E. Multiple Service Centers

A unit may manage more than one center providing various services or goods. Each center must be separately managed along with the expenses and income associated with providing the services or goods. Revenue from one center cannot be used to offset losses in another center. The expenses associated specifically with one center cannot be paid by another center.

F. Transfers

The following rules govern transfers from center accounts to other types of accounts.

  • Revenue from surcharges to external users must be transferred into the Institutional Portion of Center Income (19-0220-0696) account.
  • Transfers must have adequate justification and provide proper documentation for verification and validation.
  • Fiscal year-end balances resulting from budgeted salaries or expenses that did not occur cannot be transferred and/or utilized for purposes unrelated to the operations of the center.
  • A surplus in the operating account cannot be transferred to a non-center account.

G. Overdrafts

Overdrafts are used to provide temporary spending authority for an account for various reasons. Overdrafts are not approved to increase spending authority due to an approved center proposal, instead, the center must process a transfer document to increase spending authority. Generally, overdrafts do not automatically carry over to the new fiscal year.

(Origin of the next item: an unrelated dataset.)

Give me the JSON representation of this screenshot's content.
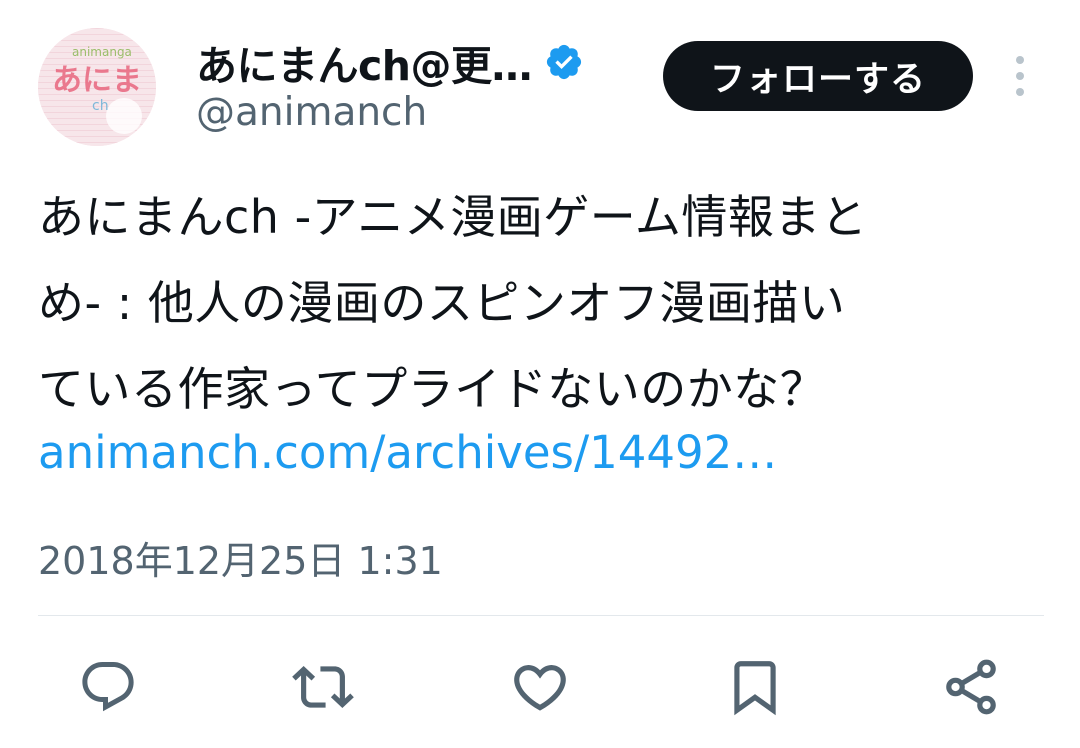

The guarantee account associated with the center must be used to cover deficits prior to requesting an overdraft. An authorized signer on the budget group  should send a written request via email to Federal Costing.

Overdraft approval requests must include the following information:

  • Approval by the unit’s department head/chair and CSU Business Officer
  • Forecast for remaining fiscal year income and expenses
  • If center rates will be adjusted to prevent future overdrafts
  • Account number
  • Amount requested
  • Proposed expiration date
  • Reason for the overdraft
  • Date the overdraft will be covered
  • How the overdraft will be covered (e.g. new income, transfer from another account, commitment from institutional funds, etc.)

Federal Costing will review requests and notify the requestor of whether the request is approved or denied. Approved overdraft amounts are added to the pool balance of an account by Financial Accounting and Reporting (FAR).

For more information, refer to HBP, part 2.6, Overdraft Approval.

H. External Users

Approval to provide services to external users for new centers must be granted by the Office of the Executive Vice President and Provost. Rates must exclude all subsidies offered to internal users and include a 26.5 percent surcharge to cover institutional facilities and administrative expenses. Federal Reporting corresponds directly with the vice provost regarding approvals to external users. External users are entities or persons over whom The University of Texas at Austin has no fiduciary responsibility, regardless of the user’s relation to the university’s academic or research mission. External users include IHEs other than The University of Texas at Austin, for-profit entities, nonaffiliated not-for-profit organizations, other state agencies, students, and members of faculty or staff acting in a personal capacity.